Joan Schiff, 47, a small business owner who campaigned for Obama, turned out for his departure from Philadelphia.
"At some point, you look up and think, 'I am in a moment,'" she said.
Carolyn Tyson, 55, came from Medford, N.J. to catch Obama's stop in Wilmington. She arrived a good seven hours early, at 6:30 a.m., to see the new president. "It's unreal, it's surreal," she said of Obama's election. Tyson, who is black, said she never thought she'd see a president of color.
The heady, celebratory air was tempered, however, by the tumult of the times, and Obama was quick to acknowledge them.
"Only a handful of times in our history has a generation been confronted with challenges so vast," he said. "An economy that is faltering. Two wars, one that needs to be ended responsibly, one that needs to be waged wisely. A planet that is warming from our unsustainable dependence on oil."
"There will be false starts and setbacks, frustrations and disappointments," he said, "and we will be called to show patience even as we act with fierce urgency."
While talking about the future, Obama reflected on the past, echoing the words of the Declaration of Independence, Lincoln and President John F. Kennedy. He cited the founding fathers who risked everything with no assurance of success in Philadelphia in the summer of 1776:
"They were willing to put all they were and all they had on the line — their lives, their fortunes and their sacred honor — for a set of ideals that continue to light the world: That we are equal. That our rights to life, liberty, and the pursuit of happiness come not from our laws, but from our maker. And that a government of, by, and for the people can endure."
The president-elect's triumphant day started with a sober discussion of the country's future with 41 people he met during his long quest for the White House. Preparing to board the train, Obama said that "what's required is a new declaration of independence — from ideology and small thinking, prejudice and bigotry."
Obama left the train briefly in Baltimore to address a frozen-but-hearty crowd of more than 40,000, echoing his earlier remarks and alluding to the men who defended nearby Fort McHenry.

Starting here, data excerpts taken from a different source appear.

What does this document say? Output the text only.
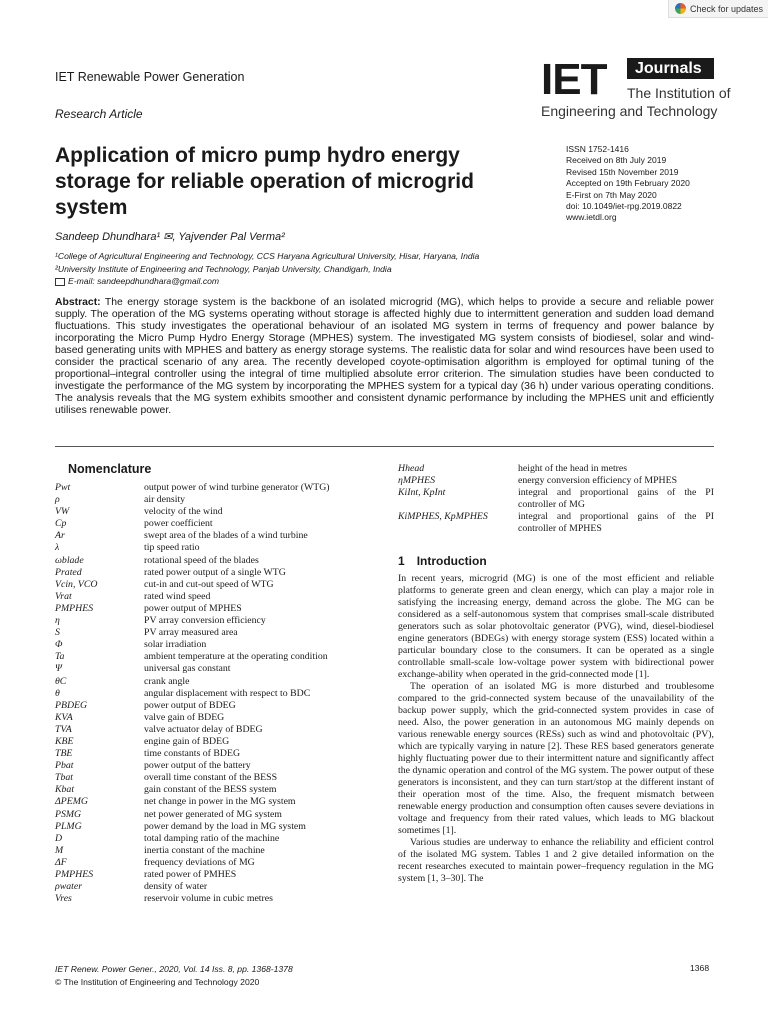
Check for updates
IET Renewable Power Generation
Research Article
IET	Journals
The Institution of
Engineering and Technology
Application of micro pump hydro energy storage for reliable operation of microgrid system
ISSN 1752-1416
Received on 8th July 2019
Revised 15th November 2019
Accepted on 19th February 2020
E-First on 7th May 2020
doi: 10.1049/iet-rpg.2019.0822
www.ietdl.org
Sandeep Dhundhara¹ ✉, Yajvender Pal Verma²
¹College of Agricultural Engineering and Technology, CCS Haryana Agricultural University, Hisar, Haryana, India
²University Institute of Engineering and Technology, Panjab University, Chandigarh, India
E-mail: sandeepdhundhara@gmail.com
Abstract: The energy storage system is the backbone of an isolated microgrid (MG), which helps to provide a secure and reliable power supply. The operation of the MG systems operating without storage is affected highly due to intermittent generation and sudden load demand fluctuations. This study investigates the operational behaviour of an isolated MG system in terms of frequency and power balance by incorporating the Micro Pump Hydro Energy Storage (MPHES) system. The investigated MG system consists of biodiesel, solar and wind-based generating units with MPHES and battery as energy storage systems. The realistic data for solar and wind resources have been used to consider the practical scenario of any area. The recently developed coyote-optimisation algorithm is employed for optimal tuning of the proportional–integral controller using the integral of time multiplied absolute error criterion. The simulation studies have been conducted to investigate the performance of the MG system by incorporating the MPHES system for a typical day (36 h) under various operating conditions. The analysis reveals that the MG system exhibits smoother and consistent dynamic performance by including the MPHES unit and efficiently utilises renewable power.
Nomenclature
Pwt	output power of wind turbine generator (WTG)
ρ	air density
VW	velocity of the wind
Cp	power coefficient
Ar	swept area of the blades of a wind turbine
λ	tip speed ratio
ωblade	rotational speed of the blades
Prated	rated power output of a single WTG
Vcin, VCO	cut-in and cut-out speed of WTG
Vrat	rated wind speed
PMPHES	power output of MPHES
η	PV array conversion efficiency
S	PV array measured area
Φ	solar irradiation
Ta	ambient temperature at the operating condition
Ψ	universal gas constant
θC	crank angle
θ	angular displacement with respect to BDC
PBDEG	power output of BDEG
KVA	valve gain of BDEG
TVA	valve actuator delay of BDEG
KBE	engine gain of BDEG
TBE	time constants of BDEG
Pbat	power output of the battery
Tbat	overall time constant of the BESS
Kbat	gain constant of the BESS system
ΔPEMG	net change in power in the MG system
PSMG	net power generated of MG system
PLMG	power demand by the load in MG system
D	total damping ratio of the machine
M	inertia constant of the machine
ΔF	frequency deviations of MG
PMPHES	rated power of PMHES
ρwater	density of water
Vres	reservoir volume in cubic metres
Hhead	height of the head in metres
ηMPHES	energy conversion efficiency of MPHES
KiInt, KpInt	integral and proportional gains of the PI controller of MG
KiMPHES, KpMPHES	integral and proportional gains of the PI controller of MPHES
1 Introduction

In recent years, microgrid (MG) is one of the most efficient and reliable platforms to generate green and clean energy, which can play a major role in satisfying the increasing energy, demand across the globe. The MG can be considered as a self-autonomous system that comprises small-scale distributed generators such as solar photovoltaic generator (PVG), wind, diesel-biodiesel engine generators (BDEGs) with energy storage system (ESS) located within a particular boundary close to the consumers. It can be operated as a single controllable small-scale low-voltage power system with bidirectional power exchange-ability when operated in the grid-connected mode [1].

The operation of an isolated MG is more disturbed and troublesome compared to the grid-connected system because of the unavailability of the backup power supply, which the grid-connected system provides in case of need. Also, the power generation in an autonomous MG mainly depends on various renewable energy sources (RESs) such as wind and photovoltaic (PV), which are typically varying in nature [2]. These RES based generators generate highly fluctuating power due to their intermittent nature and significantly affect the dynamic operation and control of the MG system. The power output of these generators is inconsistent, and they can turn start/stop at the different instant of their operation most of the time. Also, the frequent mismatch between renewable energy production and consumption often causes severe deviations in voltage and frequency from their rated values, which leads to MG blackout sometimes [1].

Various studies are underway to enhance the reliability and efficient control of the isolated MG system. Tables 1 and 2 give detailed information on the recent researches executed to maintain power–frequency regulation in the MG system [1, 3–30]. The

IET Renew. Power Gener., 2020, Vol. 14 Iss. 8, pp. 1368-1378
© The Institution of Engineering and Technology 2020
1368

"We are here today not simply to pay tribute to those patriots who founded our nation in Philadelphia or defended it in Baltimore, but to take up the cause for which they gave so much," he said.
Back in Washington, members of his administration looked beyond the inauguration to the details of governing.
Obama adviser Valerie Jarrett addressed the U.S. Conference of Mayors and asked for help pushing through legislation to jump-start the moribund economy.
Although Obama's path tracked Lincoln's and took on the same overtone of high security, it wasn't the journey of virtual secrecy that the 16th president-elect took so long ago on the eve of the Civil War. Lincoln was smuggled under cover of darkness from one train station to another to avoid a feared assassination attempt.